- The Washington Times - Wednesday, June 18, 2003

Today, the Senate Health, Education, Labor and Pensions Committee will hold a hearing into the teachers union scandals that have erupted over the last several months.

It’s about time. Thanks to lax oversight, union chiefs pilfered and misused hundreds of thousands of dollars from teachers’ representation funds. So far, the greatest scandals have been in the Washington Teachers Union (WTU) and the Union Teachers of Dade (UTD) in Miami. The abuses are staggering, and in some cases salacious. For instance, in Miami:

• UTD president Pat Tornillo allegedly spent $175.73 on a pair of python-print pajamas. The matching robe cost another $149.10.

• UTD members also reportedly paid for Mr. Tornillo and his wife to get back in touch through several sessions at the “Better Relationships, Better Sex,” Sinclair Intimacy Institute.

• Despite the fact that Mr. Tornillo had $42,700 in his salary allocated to cover union expenses, he still used thousands of UTD dollars to cover domestic expenses such as liquor, groceries, Christmas gifts and phone bills. According to the Miami Herald, Mr. Tornillo also paid his maid with UTD money.

• Mr. Tornillo even set up a reserve fund of UTD money for himself and a few associates, to be paid out when they retired — he is scheduled to receive approximately $663,000.

While the scandals in Washington have not been quite as salacious, they have been just as startling:

• Former WTU President Barbara Bullock is believed to have misspent nearly $1 million in union dues, including $500,000 at a custom-made clothier in Baltimore.

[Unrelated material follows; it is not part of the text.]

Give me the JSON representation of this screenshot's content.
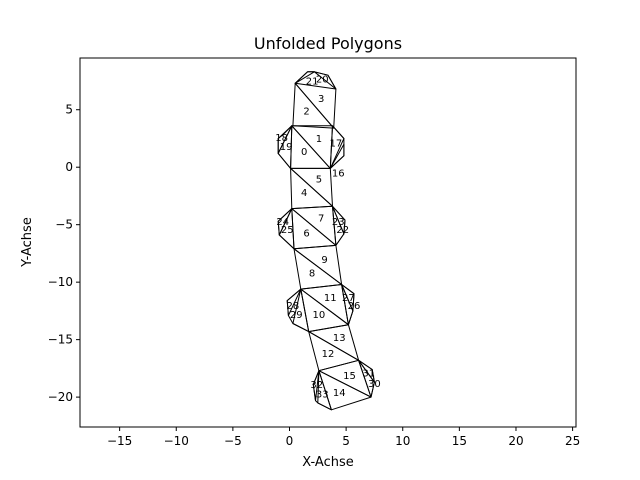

• Ms. Bullock’s special assistant, former WTU Special Assistant Gwen Hemphill, spent nearly $13,000 in union money to purchase a flat-screen plasma television set.

• Between September 1997 and October 2000, James Baxter picked up $130,000 for his work as WTU Treasurer, even though he was concurrently earning over $96,000 as the Director of the D.C. Office of Labor Relations and Collective Bargaining.

Mr. Baxter’s double salary wasn’t picked up on because the WTU hasn’t filed its required biennial internal audit of its affiliate, the American Federation of Teachers (AFT), since 1995. The AFT actively refused such a commonsense responsibility. After a D.C. teacher filed a lawsuit to impose a court monitor over AFT’s oversight of the WTU’s finances, AFT President Sandra Feldman even sent union attorneys to court to insist that the AFT had no legal obligation to review WTU audits.

Since then the AFT has taken greater control of the WTU and the UTD, but additional monitoring is called for in both Miami and Washington.